In Crazyfornia, he’s lucky he got any permits at all.
PS: I hate to keep being Mr Doom & Gloom, but living in a “Cabin”, in a high risk area for both wildfires & mudslides - not to mention rattlesnakes & mountain lions - is not exactly a job description for the faint of heart.
PPS: And I wouldn’t be surprised if the wild turkeys could be rather aggressive themselves. [A few years ago, I had a wild turkey wander out into the middle of the road, in front of our pickup truck, and it must have been six or seven feet tall. My jaw kinda dropped at the sight of it.]
PPPS: Apparently in Germany now, they can’t get the kids anymore to work the cliffs where the Riesling grapes grow - the kids are all too fat & comfortable to want to assume the risk of a job like that.
You know, I just went over to the NWTF website, and their records look rather small compared to what I saw that day, so now I’m starting to wonder what species it really was.

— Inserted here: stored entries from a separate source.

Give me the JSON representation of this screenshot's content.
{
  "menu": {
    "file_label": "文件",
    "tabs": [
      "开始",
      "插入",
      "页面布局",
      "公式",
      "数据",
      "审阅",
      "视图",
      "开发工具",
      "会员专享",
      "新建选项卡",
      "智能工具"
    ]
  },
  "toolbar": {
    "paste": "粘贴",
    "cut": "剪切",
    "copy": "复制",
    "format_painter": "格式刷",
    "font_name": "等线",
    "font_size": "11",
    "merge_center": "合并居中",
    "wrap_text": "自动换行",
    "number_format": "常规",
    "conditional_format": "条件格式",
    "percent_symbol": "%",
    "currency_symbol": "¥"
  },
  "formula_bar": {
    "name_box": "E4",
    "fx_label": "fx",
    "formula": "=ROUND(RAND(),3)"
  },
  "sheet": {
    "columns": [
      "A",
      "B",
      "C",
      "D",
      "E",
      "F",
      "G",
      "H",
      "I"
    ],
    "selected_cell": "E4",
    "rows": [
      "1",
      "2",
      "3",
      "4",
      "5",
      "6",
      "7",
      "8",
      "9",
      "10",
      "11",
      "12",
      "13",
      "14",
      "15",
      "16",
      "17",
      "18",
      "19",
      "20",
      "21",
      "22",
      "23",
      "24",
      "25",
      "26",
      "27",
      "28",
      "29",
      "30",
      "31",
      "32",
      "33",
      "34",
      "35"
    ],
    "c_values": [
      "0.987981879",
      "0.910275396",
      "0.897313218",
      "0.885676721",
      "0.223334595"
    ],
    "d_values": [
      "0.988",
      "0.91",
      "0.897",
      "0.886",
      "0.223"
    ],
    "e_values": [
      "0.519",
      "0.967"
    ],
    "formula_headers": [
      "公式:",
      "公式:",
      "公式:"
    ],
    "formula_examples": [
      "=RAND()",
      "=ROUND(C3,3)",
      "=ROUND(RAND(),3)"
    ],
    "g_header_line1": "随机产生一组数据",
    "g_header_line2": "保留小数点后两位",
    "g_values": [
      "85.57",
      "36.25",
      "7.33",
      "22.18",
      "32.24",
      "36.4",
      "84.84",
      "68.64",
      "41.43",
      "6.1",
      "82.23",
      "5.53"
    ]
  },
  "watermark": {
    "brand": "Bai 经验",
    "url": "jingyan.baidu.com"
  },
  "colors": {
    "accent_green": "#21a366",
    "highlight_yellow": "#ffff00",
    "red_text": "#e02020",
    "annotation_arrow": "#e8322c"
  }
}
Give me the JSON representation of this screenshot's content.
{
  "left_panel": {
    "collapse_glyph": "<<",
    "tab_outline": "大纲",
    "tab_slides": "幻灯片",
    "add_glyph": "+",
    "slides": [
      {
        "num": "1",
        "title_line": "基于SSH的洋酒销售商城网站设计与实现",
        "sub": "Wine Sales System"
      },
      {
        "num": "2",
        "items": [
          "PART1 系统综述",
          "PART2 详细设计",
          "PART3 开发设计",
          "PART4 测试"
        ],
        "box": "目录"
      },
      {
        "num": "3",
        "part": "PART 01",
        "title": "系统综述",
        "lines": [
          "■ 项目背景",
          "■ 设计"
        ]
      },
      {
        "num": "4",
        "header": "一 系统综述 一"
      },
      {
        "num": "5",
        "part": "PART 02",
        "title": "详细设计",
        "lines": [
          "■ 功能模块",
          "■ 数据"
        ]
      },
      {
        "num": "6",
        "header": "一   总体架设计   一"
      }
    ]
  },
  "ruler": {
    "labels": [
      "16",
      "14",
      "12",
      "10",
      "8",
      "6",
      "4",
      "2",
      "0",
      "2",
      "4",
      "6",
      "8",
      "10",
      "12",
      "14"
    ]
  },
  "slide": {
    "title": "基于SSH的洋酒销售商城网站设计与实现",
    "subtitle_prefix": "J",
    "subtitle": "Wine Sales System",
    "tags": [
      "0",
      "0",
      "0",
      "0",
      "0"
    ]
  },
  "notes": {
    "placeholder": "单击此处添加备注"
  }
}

It was living in some scrub brush [arising from an old clear cut logging], next to one of the county’s satellite solid waste collection centers, and I suspect that it was jumping the fence at night and engorging itself on all the discarded food in the Dempsey Dumpsters.
I remember thinking that if it [whatever the heck it was] were to charge you, then it could probably gouge the heck out of you with its beak & its talons.
Apparently the deer will do that to you [if they’re in a bad mood] - they’ll rise up on their hind legs and attack you with their front hooves [which are said to be very sharp].
Anyway, the point of all this is that I wouldn’t to be facing down those kinds of creatures on the top of a mountainside without a loaded 12-gauge shotgun at my side.